Data Privacy Notice - Communicating with individuals

GDPR gives the data subject enhanced rights over their data; under GDPR you must offer transparency to the individual. For companies it means that targeted communication is essential.

A good starting point is to tell people (prospective customers)

  1. Who you are and what you do
  2. Why you need their information and what you are going to do with it
  3. Who will you be sharing it with

These three points are the basis of your privacy notice.
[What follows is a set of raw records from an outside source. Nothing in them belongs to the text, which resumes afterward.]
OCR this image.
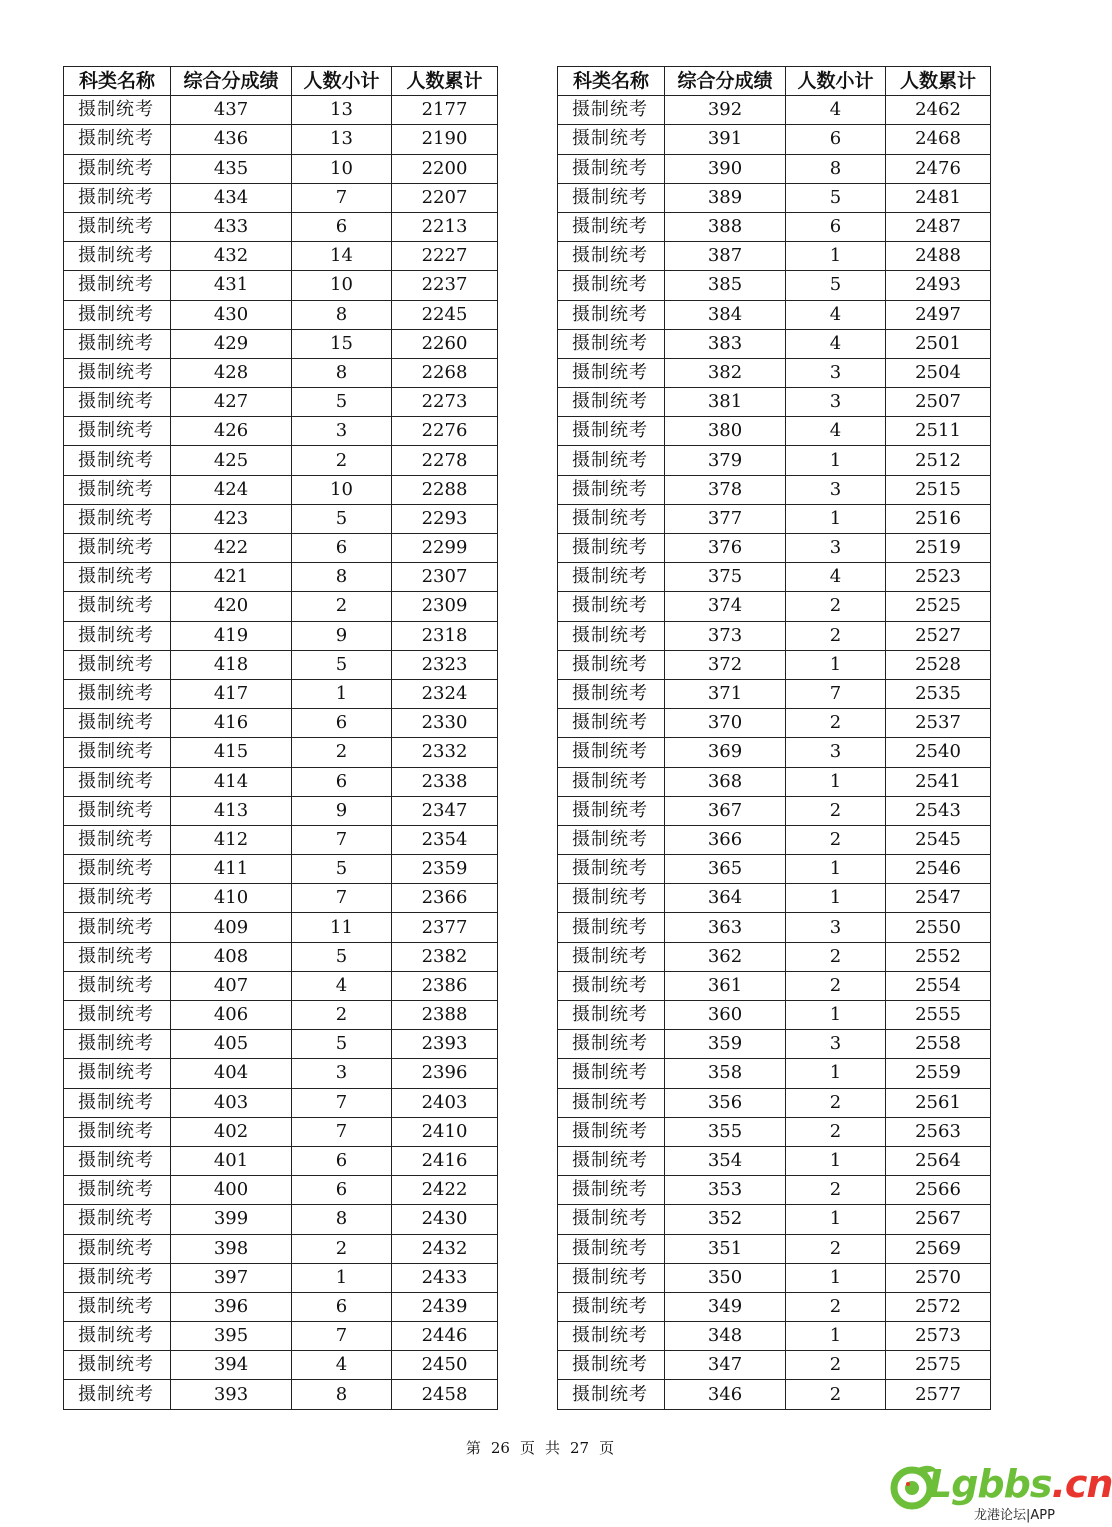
科类名称	综合分成绩	人数小计	人数累计
摄制统考	437	13	2177
摄制统考	436	13	2190
摄制统考	435	10	2200
摄制统考	434	7	2207
摄制统考	433	6	2213
摄制统考	432	14	2227
摄制统考	431	10	2237
摄制统考	430	8	2245
摄制统考	429	15	2260
摄制统考	428	8	2268
摄制统考	427	5	2273
摄制统考	426	3	2276
摄制统考	425	2	2278
摄制统考	424	10	2288
摄制统考	423	5	2293
摄制统考	422	6	2299
摄制统考	421	8	2307
摄制统考	420	2	2309
摄制统考	419	9	2318
摄制统考	418	5	2323
摄制统考	417	1	2324
摄制统考	416	6	2330
摄制统考	415	2	2332
摄制统考	414	6	2338
摄制统考	413	9	2347
摄制统考	412	7	2354
摄制统考	411	5	2359
摄制统考	410	7	2366
摄制统考	409	11	2377
摄制统考	408	5	2382
摄制统考	407	4	2386
摄制统考	406	2	2388
摄制统考	405	5	2393
摄制统考	404	3	2396
摄制统考	403	7	2403
摄制统考	402	7	2410
摄制统考	401	6	2416
摄制统考	400	6	2422
摄制统考	399	8	2430
摄制统考	398	2	2432
摄制统考	397	1	2433
摄制统考	396	6	2439
摄制统考	395	7	2446
摄制统考	394	4	2450
摄制统考	393	8	2458
科类名称	综合分成绩	人数小计	人数累计
摄制统考	392	4	2462
摄制统考	391	6	2468
摄制统考	390	8	2476
摄制统考	389	5	2481
摄制统考	388	6	2487
摄制统考	387	1	2488
摄制统考	385	5	2493
摄制统考	384	4	2497
摄制统考	383	4	2501
摄制统考	382	3	2504
摄制统考	381	3	2507
摄制统考	380	4	2511
摄制统考	379	1	2512
摄制统考	378	3	2515
摄制统考	377	1	2516
摄制统考	376	3	2519
摄制统考	375	4	2523
摄制统考	374	2	2525
摄制统考	373	2	2527
摄制统考	372	1	2528
摄制统考	371	7	2535
摄制统考	370	2	2537
摄制统考	369	3	2540
摄制统考	368	1	2541
摄制统考	367	2	2543
摄制统考	366	2	2545
摄制统考	365	1	2546
摄制统考	364	1	2547
摄制统考	363	3	2550
摄制统考	362	2	2552
摄制统考	361	2	2554
摄制统考	360	1	2555
摄制统考	359	3	2558
摄制统考	358	1	2559
摄制统考	356	2	2561
摄制统考	355	2	2563
摄制统考	354	1	2564
摄制统考	353	2	2566
摄制统考	352	1	2567
摄制统考	351	2	2569
摄制统考	350	1	2570
摄制统考	349	2	2572
摄制统考	348	1	2573
摄制统考	347	2	2575
摄制统考	346	2	2577
第 26 页 共 27 页
Lgbbs.cn
龙港论坛|APP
You can give more detailed information and indeed you should if you believe that not giving them further details will make the processing of their information unfair,  being fair and honest builds customer trust in your organisation.

First identify any GAPS in your data collection processing, address the GAPS, bearing in mind that you are now accountable for all of the data that you gather, store and process. Data privacy notices must be reviewed and ensure that they are fit for purpose and GDPR compliant.

You MUST keep individuals informed as to how you intend to use their data.

Your Privacy Notice must tell individuals that their data is being collected and the purpose it is going to be used for.

Before you gather and process an individual’s data you must tell them:

  • Your reasons for gathering their data
  • What you will be using it for
  • Who you will disclose it to
  • Where is data stored – are you going to transfer it outside of the UK or the EU?
  • How long you will retain the data
  • Will the data be used for automatic decision making?
  • That they have the right to complain
  • The legal basis for processing

Your Privacy notices must be written in clear, straight forward language that is easy to understand.